Женщина уставилась на него, в ее здоровом лице, в ее круглых голубых глазах, похожих на стекляшки, появилось выражение растерянности. Она потянула к себе дверь, но он всунул ногу в щель.
– Фрейлейн Лени дома?
– Нет здесь такой, – сказала женщина хрипло, – катитесь отсюда сию же минуту.
– Лени, – сказал он спокойно и твердо, словно заклиная ее, словно настаивая на том, чтобы его былая Лени ради него сбросила с себя личину этой /домовитой толстой мещанки в полосатом фартуке, в которую она превращена каким-то колдовством. Однако заклинание не подействовало.
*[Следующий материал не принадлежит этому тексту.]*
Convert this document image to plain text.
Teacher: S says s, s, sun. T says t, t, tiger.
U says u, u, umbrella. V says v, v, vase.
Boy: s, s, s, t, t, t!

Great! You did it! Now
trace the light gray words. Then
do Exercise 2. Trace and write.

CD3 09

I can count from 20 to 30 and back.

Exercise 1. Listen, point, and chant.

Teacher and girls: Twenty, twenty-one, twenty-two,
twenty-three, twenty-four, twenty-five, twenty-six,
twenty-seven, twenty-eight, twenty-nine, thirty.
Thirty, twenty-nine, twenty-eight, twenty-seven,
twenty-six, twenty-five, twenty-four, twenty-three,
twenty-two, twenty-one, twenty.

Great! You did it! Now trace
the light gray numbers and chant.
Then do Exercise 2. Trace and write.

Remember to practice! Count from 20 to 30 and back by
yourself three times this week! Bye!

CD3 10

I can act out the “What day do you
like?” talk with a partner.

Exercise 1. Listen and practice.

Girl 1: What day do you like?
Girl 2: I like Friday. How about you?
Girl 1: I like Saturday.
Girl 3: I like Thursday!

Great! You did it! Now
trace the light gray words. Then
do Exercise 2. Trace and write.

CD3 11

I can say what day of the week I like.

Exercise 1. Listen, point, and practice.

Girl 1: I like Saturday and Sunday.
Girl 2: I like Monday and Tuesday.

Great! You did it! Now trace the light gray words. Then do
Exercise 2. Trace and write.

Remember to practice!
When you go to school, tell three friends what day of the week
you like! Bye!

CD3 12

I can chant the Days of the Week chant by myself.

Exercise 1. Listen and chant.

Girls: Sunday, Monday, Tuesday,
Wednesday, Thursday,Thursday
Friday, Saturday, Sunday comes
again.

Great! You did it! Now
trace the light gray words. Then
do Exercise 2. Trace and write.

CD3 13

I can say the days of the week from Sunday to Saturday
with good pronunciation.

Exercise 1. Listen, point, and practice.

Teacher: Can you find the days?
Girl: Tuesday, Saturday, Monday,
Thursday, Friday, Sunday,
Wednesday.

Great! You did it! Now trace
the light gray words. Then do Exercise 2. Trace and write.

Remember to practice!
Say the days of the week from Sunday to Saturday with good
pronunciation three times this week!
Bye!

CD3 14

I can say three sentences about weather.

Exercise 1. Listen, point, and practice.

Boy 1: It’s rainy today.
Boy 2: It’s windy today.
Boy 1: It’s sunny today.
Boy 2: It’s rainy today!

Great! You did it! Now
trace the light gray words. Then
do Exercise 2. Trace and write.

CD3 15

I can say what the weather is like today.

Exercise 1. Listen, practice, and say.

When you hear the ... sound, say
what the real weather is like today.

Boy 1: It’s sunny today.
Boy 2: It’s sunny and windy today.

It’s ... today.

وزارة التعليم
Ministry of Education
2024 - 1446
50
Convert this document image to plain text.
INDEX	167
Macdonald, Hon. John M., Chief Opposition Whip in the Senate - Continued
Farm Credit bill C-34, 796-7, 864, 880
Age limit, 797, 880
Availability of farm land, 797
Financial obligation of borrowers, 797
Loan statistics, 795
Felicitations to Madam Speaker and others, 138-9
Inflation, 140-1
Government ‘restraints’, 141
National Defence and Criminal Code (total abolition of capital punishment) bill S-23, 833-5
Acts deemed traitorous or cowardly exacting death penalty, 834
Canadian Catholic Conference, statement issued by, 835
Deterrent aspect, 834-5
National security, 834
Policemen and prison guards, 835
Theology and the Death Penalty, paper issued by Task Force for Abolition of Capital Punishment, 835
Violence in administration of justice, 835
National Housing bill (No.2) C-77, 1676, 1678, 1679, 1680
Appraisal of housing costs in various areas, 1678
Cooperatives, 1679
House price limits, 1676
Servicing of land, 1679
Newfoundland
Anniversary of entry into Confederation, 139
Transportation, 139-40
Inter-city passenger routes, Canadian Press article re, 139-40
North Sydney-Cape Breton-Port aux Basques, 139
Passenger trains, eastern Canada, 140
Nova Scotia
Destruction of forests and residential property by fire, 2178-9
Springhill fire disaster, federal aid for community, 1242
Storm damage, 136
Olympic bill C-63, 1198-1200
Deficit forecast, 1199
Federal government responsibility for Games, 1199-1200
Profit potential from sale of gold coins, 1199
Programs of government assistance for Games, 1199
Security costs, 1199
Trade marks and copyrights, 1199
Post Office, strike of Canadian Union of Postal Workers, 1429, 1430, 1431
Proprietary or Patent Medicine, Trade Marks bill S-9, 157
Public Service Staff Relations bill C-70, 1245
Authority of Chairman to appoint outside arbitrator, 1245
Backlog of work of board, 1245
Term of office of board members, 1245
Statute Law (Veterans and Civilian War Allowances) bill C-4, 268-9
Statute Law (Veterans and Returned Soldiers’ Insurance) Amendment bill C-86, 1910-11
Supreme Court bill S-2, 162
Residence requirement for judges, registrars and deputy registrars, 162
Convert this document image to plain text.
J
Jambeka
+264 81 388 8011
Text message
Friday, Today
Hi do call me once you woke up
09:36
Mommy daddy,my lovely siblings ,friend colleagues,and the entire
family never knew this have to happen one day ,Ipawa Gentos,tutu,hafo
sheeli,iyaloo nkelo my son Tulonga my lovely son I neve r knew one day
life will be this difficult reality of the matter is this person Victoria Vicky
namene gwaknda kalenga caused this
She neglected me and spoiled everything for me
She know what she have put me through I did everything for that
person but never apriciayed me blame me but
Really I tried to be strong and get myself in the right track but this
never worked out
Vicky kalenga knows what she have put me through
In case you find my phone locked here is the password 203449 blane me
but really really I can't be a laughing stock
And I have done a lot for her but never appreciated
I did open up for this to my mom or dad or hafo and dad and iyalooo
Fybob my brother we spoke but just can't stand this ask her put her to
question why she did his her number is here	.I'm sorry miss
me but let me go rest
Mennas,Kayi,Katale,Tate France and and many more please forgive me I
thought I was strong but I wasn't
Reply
Женщина пялилась на него с тем бесстыдным страхом, с каким заколдованные существа, быть может, пялятся на тех, кто остался верен себе. Он быстро распахнул дверь, втолкнул женщину в прихожую, захлопнул за собой дверь. Женщина, пятясь, отступила в кухню. В руке она держала сапожную щетку.
– Да послушай же, Лени. Ведь это я. Разве ты меня не узнаешь?
– Нет, – сказала женщина.
– Отчего же ты так испугалась?
– Если вы сейчас же не уберетесь отсюда, – вдруг заявила женщина нагло и бесцеремонно, – имейте в виду, что вам не поздоровится. Мой муж должен прийти с минуты на минуту.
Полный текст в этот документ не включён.